In conjunction with Women’s History Month and the 399,458 current-serving military women, Hallett and wear blue’s staff launched the inaugural Piestewa Challenge — a worldwide collective effort to pay tribute to the nation’s 174 fallen women. Kicking off Tuesday, March 23, the challenge invites groups of four to eight people to jointly run, walk, swim, kayak, bike or any other motion in completing 174 total team miles by March 30.
“Any movement counts!” Hallett said. “There is so much we can’t control in our lives, especially right now, but we can always do something intentional for ourselves, our communities and these women.”

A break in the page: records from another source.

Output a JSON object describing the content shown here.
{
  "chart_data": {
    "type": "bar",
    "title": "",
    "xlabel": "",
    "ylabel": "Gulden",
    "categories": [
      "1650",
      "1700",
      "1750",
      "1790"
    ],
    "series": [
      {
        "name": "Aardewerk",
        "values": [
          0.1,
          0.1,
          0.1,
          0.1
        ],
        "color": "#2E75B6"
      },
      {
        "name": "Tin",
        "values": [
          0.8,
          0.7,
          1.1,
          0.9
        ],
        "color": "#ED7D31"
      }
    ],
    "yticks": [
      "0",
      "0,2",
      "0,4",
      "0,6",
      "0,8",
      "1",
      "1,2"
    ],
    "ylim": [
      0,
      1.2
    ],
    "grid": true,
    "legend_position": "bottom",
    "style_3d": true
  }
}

The Piestewa Challenge is named after Army Spc. Lori Piestewa, the first Native American service member to be killed in combat on foreign soil and the first military woman to be killed in Iraq. March 23, the day the challenge launches, is the 18th anniversary of her passing in Nasiriyah. The symbolic starting line begins near Piestewa Peak in Arizona and ends 174 miles later — a location not far from Piestewa’s hometown of Tuba City on Navajo Nation.
Anyone — man, woman or child — can participate in any location. Hallett, herself a Gold Star wife after losing her husband John in Afghanistan in 2009, recommends joining the challenge not to check off another item on a to-do list, but as “a gift to ourselves and each other.”
“Here is a really simple way we can come together and connect as a military family,” she said. “When we remember the past, say these women’s names, we show the present how we will care for each other in the good and the bad in the future.”
The Piestewa Challenge is free and has already registered more than 1,500 athletes, although Hallett, an ultramarathon runner and Ironman participant, hopes for 5,000. Participants can join teams with names like “Hot Steppers” and “Wild Wicked Women” and log miles through Racery, a virtual race platform. Registration is available online.
The challenge is more than just lonely exercising. Athletes can begin the 174 miles with the “Piestewa Challenge National Circle of Remembrance” online Tuesday morning. The virtual ceremony will specifically honor Piestewa with a blessing from the Hopi people, her tribe, as well as reading aloud the 173 names of her fallen sisters. Additionally, wear blue will send emails throughout the week, each containing stories of soldiers, airmen, Marines, and sailors killed over the last two decades.
Many of the women’s family members are playing active roles in the challenge.
“It means so much that their loved one is not forgotten and that they do not remember alone,” Hallett said. “These women’s families have, in many ways, carried the weight of their service, and there is so much inspiration in witnessing each family’s courage and how they persevere.”
Hallett and her staff will be running on team “Run, Honor, Belong.” With each mile, she says, they will be thinking of each woman in the club of 174.
“This is an opportunity for the nation to turn the words, ‘Thank you for your service’ into tangible, meaningful action,” she said. “We’re going to carry with intention their legacies in our steps.”